Shaun’s Hack Week Recap: Step 1, Tackling the Data

April 16th, 2013 by Shaun

Since my last blog post, things have been moving quickly over here. Hack Week was invigorating (i.e., hectic) as usual, and while I didn’t get to demo my hack because I was out sick, I did make a ton of progress on building a reader that's based on what I'm now calling the Shaun Appreciation Score –  a measure of a story's Average Engaged Time, average scroll depth, and content height. 

Measuring appreciation

The Shaun Appreciation Score is my attempt to measure how much time users are spending within the actual content - the story itself, and not just on the page. I calculated my score by sampling our existing data from thousands of articles across our publishers sites*, as well as writing a system to get new data that we currently don’t have available to us. This includes scraping content from these pages, determining where the content starts and stops, and then figuring out how much time it takes to consume that content. 

Once I collected this massive set of data, I then chatted with Josh, one of our awesome Chartbeat data scientists. He suggested that I start plotting some of this data to get a feel for what the distribution might look like. So I calculated the mean and standard deviation of all the key data points I wanted to measure: average scroll depth, Average Engaged Time, and content height (the physical length of a story on a page).

The beauty of a bell curve

After these calculations, I plotted this data and seeing if there was any correlation between Engaged Time and scroll depth. As it turns out, there is a strong correlation(!). Content that has above-average Engaged Time generally has higher average scroll depth as well, but that’s not the whole picture. I wanted to see how much time was spent within the content, not in the comments section at the bottom, or in the slideshow at the top of the page. There wasn't an easy way to determine this, so I decided taking the Engaged Time relative to the content length would help weed out articles with fewer words, or users who spend a ton of time in the comments section.

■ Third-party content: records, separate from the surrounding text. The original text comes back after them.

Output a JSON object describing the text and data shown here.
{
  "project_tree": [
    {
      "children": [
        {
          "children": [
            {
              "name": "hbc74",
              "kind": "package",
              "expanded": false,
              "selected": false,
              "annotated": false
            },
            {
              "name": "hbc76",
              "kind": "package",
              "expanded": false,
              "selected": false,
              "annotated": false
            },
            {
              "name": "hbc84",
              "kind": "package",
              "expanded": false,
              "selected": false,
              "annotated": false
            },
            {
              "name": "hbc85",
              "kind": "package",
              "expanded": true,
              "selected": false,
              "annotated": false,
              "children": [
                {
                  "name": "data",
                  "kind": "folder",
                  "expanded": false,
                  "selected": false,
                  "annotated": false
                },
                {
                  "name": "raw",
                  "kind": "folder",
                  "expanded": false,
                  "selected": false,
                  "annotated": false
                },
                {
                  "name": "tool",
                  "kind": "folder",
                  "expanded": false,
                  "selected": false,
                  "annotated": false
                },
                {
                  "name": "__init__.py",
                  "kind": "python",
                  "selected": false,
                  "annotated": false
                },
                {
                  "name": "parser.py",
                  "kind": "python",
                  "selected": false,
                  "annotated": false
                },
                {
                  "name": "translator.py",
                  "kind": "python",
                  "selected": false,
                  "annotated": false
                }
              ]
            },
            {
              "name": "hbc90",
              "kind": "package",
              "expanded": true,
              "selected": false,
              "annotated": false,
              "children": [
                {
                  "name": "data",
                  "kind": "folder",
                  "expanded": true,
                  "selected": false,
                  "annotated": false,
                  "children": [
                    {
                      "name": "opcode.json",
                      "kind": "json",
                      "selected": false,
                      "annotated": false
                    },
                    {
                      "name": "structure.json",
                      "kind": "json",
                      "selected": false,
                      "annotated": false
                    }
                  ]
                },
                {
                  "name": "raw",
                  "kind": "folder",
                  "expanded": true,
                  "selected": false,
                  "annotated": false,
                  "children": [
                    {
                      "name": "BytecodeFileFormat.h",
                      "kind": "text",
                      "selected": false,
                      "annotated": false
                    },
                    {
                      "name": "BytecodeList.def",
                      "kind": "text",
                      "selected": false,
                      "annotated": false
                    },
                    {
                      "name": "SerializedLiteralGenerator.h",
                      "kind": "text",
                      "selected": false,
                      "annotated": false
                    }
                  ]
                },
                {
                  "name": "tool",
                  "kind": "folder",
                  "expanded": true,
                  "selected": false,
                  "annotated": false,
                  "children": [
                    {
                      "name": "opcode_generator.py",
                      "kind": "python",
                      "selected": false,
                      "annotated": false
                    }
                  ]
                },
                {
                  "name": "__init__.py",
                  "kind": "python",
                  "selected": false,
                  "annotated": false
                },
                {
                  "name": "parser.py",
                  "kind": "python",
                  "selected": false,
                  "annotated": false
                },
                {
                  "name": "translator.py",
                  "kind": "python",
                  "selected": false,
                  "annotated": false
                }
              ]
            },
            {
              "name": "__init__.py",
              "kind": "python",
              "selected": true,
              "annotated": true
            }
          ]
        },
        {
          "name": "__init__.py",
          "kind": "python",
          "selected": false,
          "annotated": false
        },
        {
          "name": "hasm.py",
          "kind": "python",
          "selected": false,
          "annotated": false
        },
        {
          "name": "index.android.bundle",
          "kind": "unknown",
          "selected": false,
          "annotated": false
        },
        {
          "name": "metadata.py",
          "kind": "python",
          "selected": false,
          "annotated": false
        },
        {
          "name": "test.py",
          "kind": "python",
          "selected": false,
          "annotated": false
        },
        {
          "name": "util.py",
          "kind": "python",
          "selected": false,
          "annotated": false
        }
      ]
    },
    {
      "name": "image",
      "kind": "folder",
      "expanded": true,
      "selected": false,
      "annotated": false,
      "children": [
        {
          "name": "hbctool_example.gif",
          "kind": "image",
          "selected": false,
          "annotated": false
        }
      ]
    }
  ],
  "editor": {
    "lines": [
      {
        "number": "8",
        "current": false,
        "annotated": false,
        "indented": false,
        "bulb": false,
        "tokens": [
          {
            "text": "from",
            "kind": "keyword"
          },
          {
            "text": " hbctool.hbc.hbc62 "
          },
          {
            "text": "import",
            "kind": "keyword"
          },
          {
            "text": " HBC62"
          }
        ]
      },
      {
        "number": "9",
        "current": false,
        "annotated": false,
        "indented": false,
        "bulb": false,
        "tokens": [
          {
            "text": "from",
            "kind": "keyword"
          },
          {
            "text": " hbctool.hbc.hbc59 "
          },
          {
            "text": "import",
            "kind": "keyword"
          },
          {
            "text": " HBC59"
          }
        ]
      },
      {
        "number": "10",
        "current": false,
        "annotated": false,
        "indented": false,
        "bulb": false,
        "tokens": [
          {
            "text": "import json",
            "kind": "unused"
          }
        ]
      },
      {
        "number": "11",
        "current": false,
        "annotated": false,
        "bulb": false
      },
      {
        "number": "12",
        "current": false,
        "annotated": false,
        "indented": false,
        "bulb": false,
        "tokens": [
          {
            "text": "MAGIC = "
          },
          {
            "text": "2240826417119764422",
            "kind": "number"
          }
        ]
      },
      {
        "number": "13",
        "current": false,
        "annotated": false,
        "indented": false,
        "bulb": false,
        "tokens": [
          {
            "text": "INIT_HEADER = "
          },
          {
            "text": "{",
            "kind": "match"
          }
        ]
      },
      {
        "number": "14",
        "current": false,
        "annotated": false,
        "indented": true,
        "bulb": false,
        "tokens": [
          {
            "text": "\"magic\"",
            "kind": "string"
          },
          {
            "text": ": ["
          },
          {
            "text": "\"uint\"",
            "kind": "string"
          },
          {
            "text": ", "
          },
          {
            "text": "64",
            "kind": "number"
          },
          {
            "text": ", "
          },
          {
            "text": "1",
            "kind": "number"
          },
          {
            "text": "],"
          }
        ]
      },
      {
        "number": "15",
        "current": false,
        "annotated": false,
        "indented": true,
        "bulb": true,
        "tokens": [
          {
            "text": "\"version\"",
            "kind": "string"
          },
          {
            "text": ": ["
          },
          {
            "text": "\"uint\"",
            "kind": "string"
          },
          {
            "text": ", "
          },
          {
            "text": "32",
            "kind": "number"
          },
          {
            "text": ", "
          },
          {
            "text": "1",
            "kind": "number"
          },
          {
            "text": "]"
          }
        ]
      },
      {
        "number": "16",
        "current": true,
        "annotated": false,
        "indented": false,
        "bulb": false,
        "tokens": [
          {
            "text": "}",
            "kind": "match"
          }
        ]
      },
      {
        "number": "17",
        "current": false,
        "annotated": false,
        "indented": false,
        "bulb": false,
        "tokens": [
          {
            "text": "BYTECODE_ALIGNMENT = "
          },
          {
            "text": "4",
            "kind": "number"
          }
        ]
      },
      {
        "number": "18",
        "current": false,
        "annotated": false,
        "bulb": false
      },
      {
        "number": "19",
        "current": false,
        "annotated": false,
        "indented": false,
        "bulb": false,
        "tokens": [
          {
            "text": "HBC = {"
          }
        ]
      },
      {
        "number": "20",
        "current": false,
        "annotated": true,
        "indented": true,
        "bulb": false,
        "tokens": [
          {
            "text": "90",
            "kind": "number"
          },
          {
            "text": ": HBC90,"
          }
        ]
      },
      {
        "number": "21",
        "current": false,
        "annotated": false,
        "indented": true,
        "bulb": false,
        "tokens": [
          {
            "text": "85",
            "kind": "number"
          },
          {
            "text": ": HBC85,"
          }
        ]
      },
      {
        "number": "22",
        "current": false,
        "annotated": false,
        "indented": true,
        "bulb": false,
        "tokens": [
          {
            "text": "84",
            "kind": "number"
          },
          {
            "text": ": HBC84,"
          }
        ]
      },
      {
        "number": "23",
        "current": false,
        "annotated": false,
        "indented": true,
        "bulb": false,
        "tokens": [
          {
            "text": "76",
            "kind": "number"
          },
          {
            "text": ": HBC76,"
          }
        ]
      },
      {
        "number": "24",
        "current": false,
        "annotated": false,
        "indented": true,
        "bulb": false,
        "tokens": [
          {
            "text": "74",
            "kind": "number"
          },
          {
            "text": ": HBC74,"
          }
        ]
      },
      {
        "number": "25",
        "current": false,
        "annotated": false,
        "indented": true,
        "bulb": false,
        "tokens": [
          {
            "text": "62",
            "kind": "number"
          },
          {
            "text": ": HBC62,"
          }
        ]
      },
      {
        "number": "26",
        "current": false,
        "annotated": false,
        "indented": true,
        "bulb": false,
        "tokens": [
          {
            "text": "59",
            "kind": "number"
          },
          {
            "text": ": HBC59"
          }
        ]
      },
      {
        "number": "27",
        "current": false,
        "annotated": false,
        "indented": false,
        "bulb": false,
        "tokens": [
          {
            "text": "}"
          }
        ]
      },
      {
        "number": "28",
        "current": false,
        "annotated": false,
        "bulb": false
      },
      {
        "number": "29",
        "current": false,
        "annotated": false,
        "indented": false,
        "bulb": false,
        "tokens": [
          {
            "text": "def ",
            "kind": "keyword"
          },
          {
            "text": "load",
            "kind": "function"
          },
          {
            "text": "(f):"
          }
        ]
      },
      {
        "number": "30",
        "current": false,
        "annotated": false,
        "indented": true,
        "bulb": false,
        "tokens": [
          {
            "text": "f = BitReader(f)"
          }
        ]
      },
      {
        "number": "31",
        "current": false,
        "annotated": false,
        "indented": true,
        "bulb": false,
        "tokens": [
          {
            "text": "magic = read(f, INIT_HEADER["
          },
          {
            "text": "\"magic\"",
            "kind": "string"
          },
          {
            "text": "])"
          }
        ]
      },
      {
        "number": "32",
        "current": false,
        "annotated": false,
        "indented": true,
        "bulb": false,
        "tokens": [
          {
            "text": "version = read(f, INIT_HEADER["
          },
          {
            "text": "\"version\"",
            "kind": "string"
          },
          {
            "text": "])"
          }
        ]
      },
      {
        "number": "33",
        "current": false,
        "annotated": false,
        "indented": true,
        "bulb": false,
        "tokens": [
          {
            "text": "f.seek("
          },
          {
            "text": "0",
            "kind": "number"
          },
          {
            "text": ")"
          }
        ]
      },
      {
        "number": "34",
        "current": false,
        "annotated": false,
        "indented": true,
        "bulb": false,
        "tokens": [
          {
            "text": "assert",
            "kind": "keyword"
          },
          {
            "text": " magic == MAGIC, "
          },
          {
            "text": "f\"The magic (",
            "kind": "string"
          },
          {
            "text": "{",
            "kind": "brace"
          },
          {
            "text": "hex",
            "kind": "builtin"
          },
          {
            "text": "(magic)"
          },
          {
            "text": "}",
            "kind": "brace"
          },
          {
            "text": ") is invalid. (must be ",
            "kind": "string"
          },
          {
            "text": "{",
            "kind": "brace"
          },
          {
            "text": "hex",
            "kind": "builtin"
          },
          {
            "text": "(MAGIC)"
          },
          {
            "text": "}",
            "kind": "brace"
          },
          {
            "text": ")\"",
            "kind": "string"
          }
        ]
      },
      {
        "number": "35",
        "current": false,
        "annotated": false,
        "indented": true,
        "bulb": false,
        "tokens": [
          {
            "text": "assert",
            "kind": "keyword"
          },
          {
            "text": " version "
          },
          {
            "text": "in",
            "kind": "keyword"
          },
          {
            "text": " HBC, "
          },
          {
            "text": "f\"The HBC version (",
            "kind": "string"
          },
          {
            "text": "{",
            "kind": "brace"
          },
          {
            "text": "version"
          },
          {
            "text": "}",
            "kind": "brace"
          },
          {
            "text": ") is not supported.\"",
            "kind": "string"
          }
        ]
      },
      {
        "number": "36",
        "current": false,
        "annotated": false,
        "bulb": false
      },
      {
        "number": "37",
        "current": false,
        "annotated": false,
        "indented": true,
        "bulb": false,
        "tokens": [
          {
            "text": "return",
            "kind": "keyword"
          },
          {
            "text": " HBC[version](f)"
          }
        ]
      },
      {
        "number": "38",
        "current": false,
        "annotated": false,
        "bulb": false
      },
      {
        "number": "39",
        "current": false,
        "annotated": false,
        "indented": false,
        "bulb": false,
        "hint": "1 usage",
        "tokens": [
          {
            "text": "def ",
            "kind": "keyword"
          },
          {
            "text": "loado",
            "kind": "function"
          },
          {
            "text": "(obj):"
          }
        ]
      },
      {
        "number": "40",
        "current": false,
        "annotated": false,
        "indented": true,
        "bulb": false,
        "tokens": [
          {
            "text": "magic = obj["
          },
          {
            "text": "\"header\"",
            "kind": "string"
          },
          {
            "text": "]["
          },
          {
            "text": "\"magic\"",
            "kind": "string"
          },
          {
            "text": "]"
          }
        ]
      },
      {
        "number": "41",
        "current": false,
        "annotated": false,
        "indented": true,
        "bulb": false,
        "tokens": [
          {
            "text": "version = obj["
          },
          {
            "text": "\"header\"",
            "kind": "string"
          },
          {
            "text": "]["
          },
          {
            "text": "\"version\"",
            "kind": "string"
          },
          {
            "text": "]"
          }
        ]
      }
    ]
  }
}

Plotting the data in a histogram looked something like this:

image-2

This bell curve is good news, I got something that resembles a normal distribution, which tells me that my data quality is good, and that there is in fact a difference between what I’m calling "good" content appreciation and "bad" content appreciation.
More to do next Hack Week

While I didn't finish building my reader within this past Hack Week, I did get to a point where I'm feeling pretty good about my results so far. I built an API endpoint that will spit out the top 5 and bottom 5 pages ranked by my appreciation score and this is enough to build a rough prototypal UI on top of it. Hopefully next Hack Week I can revisit this application and finish up my ambitious goal of building what's effectively a quality-based reader.

What do you think my reader's UI should look like?

  *While we experiment with the data available from our API, our clients’ data is kept private and never shared publicly.